Real Warp Physics: Travelling to the Pleiades in a Hyperspace with Imaginary Time in 1.3 Years

June 20, 2017

Now for something a little more optimistic. Don’t worry – I’ll get back to bashing the Tories and their vile policies shortly.

Looking through a few back copies of Journal of the British Interplanetary Society, I found a paper by a Japanese physicist, Yoshinari Minami, ‘Travelling to the Stars: Possibilities Given by a Spacetime Featuring Imaginary Time’ in JBIS vol. 56, no. 5/6, May/June 2003, pp. 205-211. The possibility of Faster Than Light travel is taken seriously by a number of physicists, engineers and space scientists, and a number of papers on the possibility of using warp drive or other advanced systems to travel to the stars have been published since Marcel Alcubierre published his paper showing that warp drive was possible, if only in theory, in the 1990s. Incidentally, one of Alcubierre’s names using the Spanish system was ‘Moya’, which was also the name of the living space ship in the SF TV series, Farscape.
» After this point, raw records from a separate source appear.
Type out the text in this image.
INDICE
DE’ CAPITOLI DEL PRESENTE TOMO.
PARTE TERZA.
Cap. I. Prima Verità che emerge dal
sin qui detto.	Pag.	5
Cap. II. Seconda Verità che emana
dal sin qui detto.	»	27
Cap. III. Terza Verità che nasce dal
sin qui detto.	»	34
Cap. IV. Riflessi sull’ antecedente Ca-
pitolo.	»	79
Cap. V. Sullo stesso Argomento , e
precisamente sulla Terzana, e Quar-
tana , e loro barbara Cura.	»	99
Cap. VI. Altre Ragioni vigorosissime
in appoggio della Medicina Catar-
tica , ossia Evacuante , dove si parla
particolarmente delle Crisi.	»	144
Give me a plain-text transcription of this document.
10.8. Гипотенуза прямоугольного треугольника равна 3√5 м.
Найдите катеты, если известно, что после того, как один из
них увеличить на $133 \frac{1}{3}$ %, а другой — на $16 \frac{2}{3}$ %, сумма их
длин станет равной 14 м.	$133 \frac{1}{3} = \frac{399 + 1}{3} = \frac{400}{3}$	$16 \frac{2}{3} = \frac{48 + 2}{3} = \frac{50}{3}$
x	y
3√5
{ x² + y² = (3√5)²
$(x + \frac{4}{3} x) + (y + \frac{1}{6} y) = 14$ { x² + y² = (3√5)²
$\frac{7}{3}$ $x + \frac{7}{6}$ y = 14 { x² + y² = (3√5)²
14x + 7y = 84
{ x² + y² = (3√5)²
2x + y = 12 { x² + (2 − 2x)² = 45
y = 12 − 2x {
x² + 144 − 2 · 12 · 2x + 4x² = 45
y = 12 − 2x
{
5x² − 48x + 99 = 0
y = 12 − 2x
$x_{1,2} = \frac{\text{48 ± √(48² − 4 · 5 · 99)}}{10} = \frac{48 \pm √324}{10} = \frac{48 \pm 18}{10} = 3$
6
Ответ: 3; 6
In the article, Minami discusses the physics of hyperspace, using some seriously difficult maths to prove that it is in theory possible to travel to the Pleiades, otherwise known as the Seven Sisters, a star cluster 410 light years away in 1.3 Earth years. Without some form of FTL drive a round trip to the Pleiades in a spacecraft travelling at 0.99999 per cent of the speed of light would take 820 years, although due to time dilation the crew would only experience the journey as 3.6 years long.

Minami acknowledges that imaginary time is a difficult concept, and gives some examples of how contemporary scientists are nevertheless incorporating it into their theories and experiments. For example, Stephen Hawking has used imaginary time as part of his attempt to unite relativity and quantum physics. In real time, the universe has a beginning and an end in singularities in which current physics breaks down. However, no such boundaries exist in imaginary time, and so imaginary time may be far more basic as a fundamental property of the cosmos.

He also discusses the way quantum tunnelling is utilised in a number of electronics components. These are the tunnel diode, the tunnel transistor, the tunnel diode charge transformer logic and other devices. Quantum tunnelling is the phenomenon in which a sub-atomic particle can travel slightly faster than light if it has imaginary momentum.

This is seriously mind-blowing stuff. I can remember the excitement back in the 1990s or perhaps the early part of this century, when a team of physicists showed it was possible to use quantum tunnelling to send information slightly faster than the speed of light, something which was previously thought impossible. For SF fans, this raises the possibility that one day Faster Than Light communication devices – the ansibles of Ursula le Guin and the Dirac Telephone of James Blish, could become a reality.

The paper then discusses the possibility of using wormholes or cosmological theories, which posit that the universe has extra dimensions, such as Kaluza-Klein Theory, Supergravity, Superstrings, M theory and D-brane theory to enter hyperspace. Minami states that one form of wormhole – the Euclidean – is considered to include imaginary time in their topology. However, using such a wormhole would be extremely difficult, as they’re smaller than an attempt, suffer fluctuations and the destination and way back is ultimately unknown.

He therefore does not make any detailed suggestion how a future spacecraft could enter hyperspace. But if a spaceship was able to enter hyperspace after accelerating to with a infinitesimal fraction of the speed of light, a flight which lasted for 100 hours in hyperspace would appear to last only 70 hours to an observer on Earth.

He then considers a mission in which a spaceship leaves Earth at a tenth or a fifth the speed of light. After escaping from the solar system, the ship then accelerates to near-light speed. Such a spacecraft would be able to reach the Pleiades in 1.8 years ship time, which 1.3 years have passed to the scientists waiting back on Earth. This method of transport would not violate the causality principle, and could be used at all times and everywhere back in real space.

I don’t pretend for a single moment to be able to follow the maths. All I can say is that, if a hyperspace with an imaginary time exists, then, as Star Trek’s Captain Jean-Luc Picard would say, ‘Make it so!’